Should be able to run this in 22GB vram so your 4090 (and a 3090) would be safe. This model also uses MLA so you can run pretty large context windows without eating up a ton of extra vram.

edit: 19GB vram for a Q4_K_M - MLX4 is around 21GB so you should be clear to run a lower quant version on the 4090. Full BF16 is close to 60GB so probably not viable.

regularfry|1 month ago

It's in the ollama library at q4_K_M, which doesn't quite fit on my 4090 with the default context length. But it only offloads 8 layers to the CPU for me. I'm getting usable enough token rates. That's probably the easiest way to get it. Not tried it with vllm but if it proves good enough to stick with then I might give it a try.

karmakaze|1 month ago

Not much info than being a 31B model. Here's info on GLM-4.7[0] in general.

I suppose Flash is merely a distillation of that. Filed under mildly interesting for now.

[0] https://z.ai/blog/glm-4.7

lordofgibbons|1 month ago

How interesting it is depends purely on your use-case. For me this is the perfect size for running fine-tuning experiments.

redrove|1 month ago

A3.9B MoE apparently

kylehotchkiss|1 month ago

What's the minimum hardware you need to run this at a reasonable speed?

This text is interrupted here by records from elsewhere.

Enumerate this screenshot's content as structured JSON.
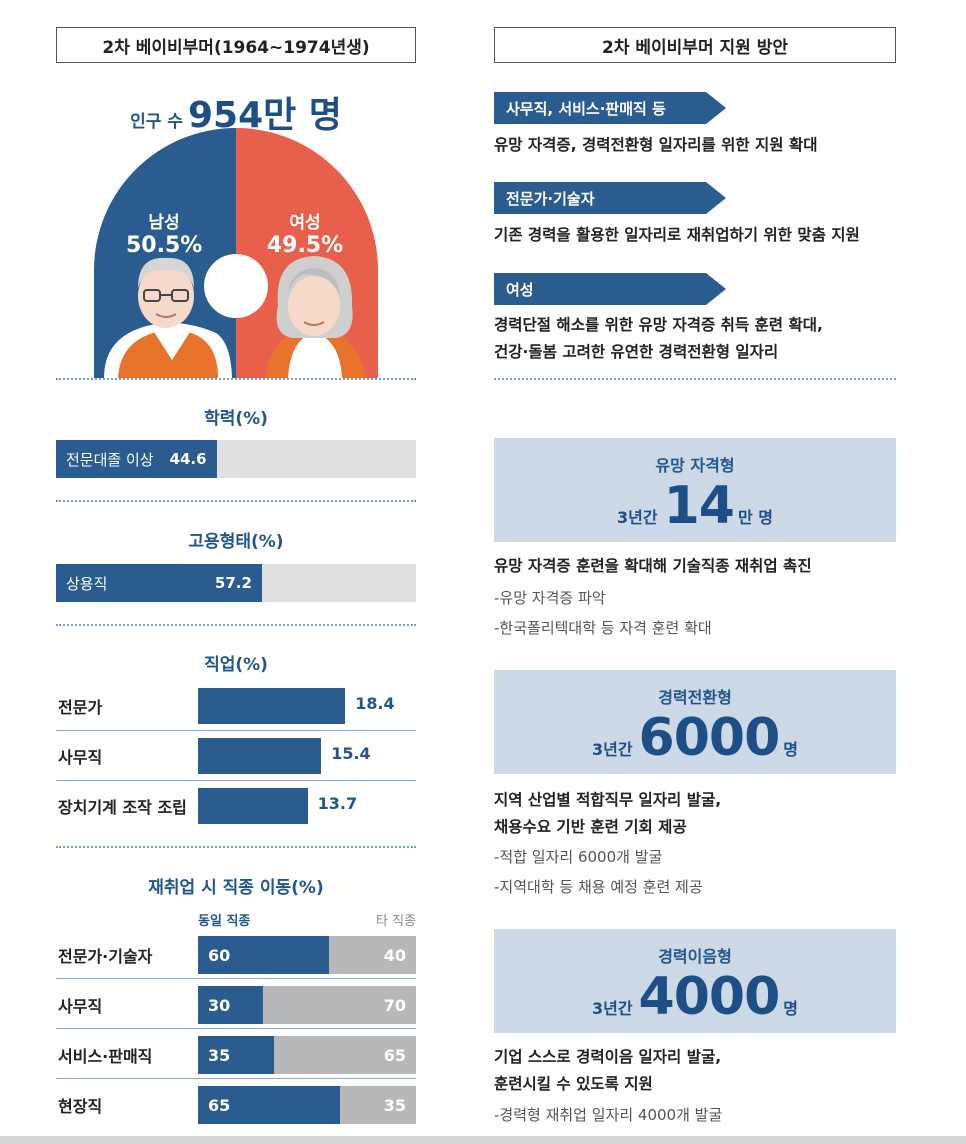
{
  "left": {
    "header": "2차 베이비부머(1964~1974년생)",
    "population_prefix": "인구 수",
    "population_value": "954만 명",
    "gender_chart": {
      "male_label": "남성",
      "male_pct": "50.5%",
      "female_label": "여성",
      "female_pct": "49.5%"
    },
    "education": {
      "title": "학력(%)",
      "label": "전문대졸 이상",
      "value": "44.6"
    },
    "employment": {
      "title": "고용형태(%)",
      "label": "상용직",
      "value": "57.2"
    },
    "occupation": {
      "title": "직업(%)",
      "rows": [
        {
          "name": "전문가",
          "value": "18.4"
        },
        {
          "name": "사무직",
          "value": "15.4"
        },
        {
          "name": "장치기계 조작 조립",
          "value": "13.7"
        }
      ]
    },
    "job_move": {
      "title": "재취업 시 직종 이동(%)",
      "same_label": "동일 직종",
      "other_label": "타 직종",
      "rows": [
        {
          "name": "전문가·기술자",
          "same": "60",
          "other": "40"
        },
        {
          "name": "사무직",
          "same": "30",
          "other": "70"
        },
        {
          "name": "서비스·판매직",
          "same": "35",
          "other": "65"
        },
        {
          "name": "현장직",
          "same": "65",
          "other": "35"
        }
      ]
    }
  },
  "right": {
    "header": "2차 베이비부머 지원 방안",
    "targets": [
      {
        "tag": "사무직, 서비스·판매직 등",
        "desc1": "유망 자격증, 경력전환형 일자리를 위한 지원 확대",
        "desc2": ""
      },
      {
        "tag": "전문가·기술자",
        "desc1": "기존 경력을 활용한 일자리로 재취업하기 위한 맞춤 지원",
        "desc2": ""
      },
      {
        "tag": "여성",
        "desc1": "경력단절 해소를 위한 유망 자격증 취득 훈련 확대,",
        "desc2": "건강·돌봄 고려한 유연한 경력전환형 일자리"
      }
    ],
    "plans": [
      {
        "title": "유망 자격형",
        "prefix": "3년간",
        "number": "14",
        "unit": "만 명",
        "desc1": "유망 자격증 훈련을 확대해 기술직종 재취업 촉진",
        "desc2": "",
        "bullet1": "-유망 자격증 파악",
        "bullet2": "-한국폴리텍대학 등 자격 훈련 확대"
      },
      {
        "title": "경력전환형",
        "prefix": "3년간",
        "number": "6000",
        "unit": "명",
        "desc1": "지역 산업별 적합직무 일자리 발굴,",
        "desc2": "채용수요 기반 훈련 기회 제공",
        "bullet1": "-적합 일자리 6000개 발굴",
        "bullet2": "-지역대학 등 채용 예정 훈련 제공"
      },
      {
        "title": "경력이음형",
        "prefix": "3년간",
        "number": "4000",
        "unit": "명",
        "desc1": "기업 스스로 경력이음 일자리 발굴,",
        "desc2": "훈련시킬 수 있도록 지원",
        "bullet1": "-경력형 재취업 일자리 4000개 발굴",
        "bullet2": ""
      }
    ]
  },
  "colors": {
    "navy": "#2b5c90",
    "coral": "#e8604c",
    "grey_bar": "#e0e0e0",
    "other_bar": "#b8b8b8",
    "plan_bg": "#cdd9e6"
  },
  "chart_data": [
    {
      "type": "pie",
      "title": "",
      "categories": [
        "남성",
        "여성"
      ],
      "values": [
        50.5,
        49.5
      ]
    },
    {
      "type": "bar",
      "title": "학력(%)",
      "categories": [
        "전문대졸 이상"
      ],
      "values": [
        44.6
      ],
      "ylim": [
        0,
        100
      ]
    },
    {
      "type": "bar",
      "title": "고용형태(%)",
      "categories": [
        "상용직"
      ],
      "values": [
        57.2
      ],
      "ylim": [
        0,
        100
      ]
    },
    {
      "type": "bar",
      "title": "직업(%)",
      "categories": [
        "전문가",
        "사무직",
        "장치기계 조작 조립"
      ],
      "values": [
        18.4,
        15.4,
        13.7
      ]
    },
    {
      "type": "bar",
      "title": "재취업 시 직종 이동(%)",
      "categories": [
        "전문가·기술자",
        "사무직",
        "서비스·판매직",
        "현장직"
      ],
      "series": [
        {
          "name": "동일 직종",
          "values": [
            60,
            30,
            35,
            65
          ]
        },
        {
          "name": "타 직종",
          "values": [
            40,
            70,
            65,
            35
          ]
        }
      ],
      "ylim": [
        0,
        100
      ]
    }
  ]
}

My Mac Mini probably isn't up for the task, but in the future I might be interested in a Mac Studio just to churn at long-running data enrichment types of projects

metalliqaz|1 month ago

I haven't tried it, but just based on the size (30B-A3B), you probably can get by with 32GB RAM and 8GB VRAM.

andhuman|1 month ago

Gave it four of my vibe questions around general knowledge and it didn’t do great. Maybe expected with a model as small as this one. Once support in llama.cpp is out I will take it for a spin.

XCSme|1 month ago

Seems to be marginally better than gpt-20b, but this is 30b?

strangescript|1 month ago

I find gpt-oss 20b very benchmaxxed and as soon as a solution isn't clear it will hallucinate.

lostmsu|1 month ago

It actually seems worse. gpt-20b is only 11 GB because it is prequantized in mxfp4. GLM-4.7-Flash is 62 GB. In that sense GLM is closer to and actually is slightly larger than gpt-120b which is 59 GB.

Also, according to the gpt-oss model card 20b is 60.7 (GLM claims they got 34 for that model) and 120b is 62.7 on SWE-Bench Verified vs GLM reports 59.7

aziis98|1 month ago

I hope we get to good A1B models as I'm currently GPU poor and can only do inference on CPU for now

yowlingcat|1 month ago

It may be worth taking a look at LFM [1]. I haven't had the need to use it so far (running on Apple silicon on a day to day basis so my dailies are usually the 30B+ MoEs) but I've heard good things from the internet from folks using it as a daily on their phones. YMMV.

[1] https://huggingface.co/LiquidAI/LFM2.5-1.2B-Instruct

pixelmelt|1 month ago

I'm glad they're still releasing models dispite going public

epolanski|1 month ago

Any cloud vendor offering this model? I would like to try it.

latchkey|1 month ago

We don't have lot of GPUs available right now, but it is not crazy hard to get it running on our MI300x. Depending on your quant, you probably want a 4x.

ssh admin.hotaisle.app

Yes, this should be made easier to just get a VM with it pre-installed. Working on that.

xena|1 month ago

The model literally came out less than a couple hours ago, it's going to take people a while in order to tool it for their inference platforms.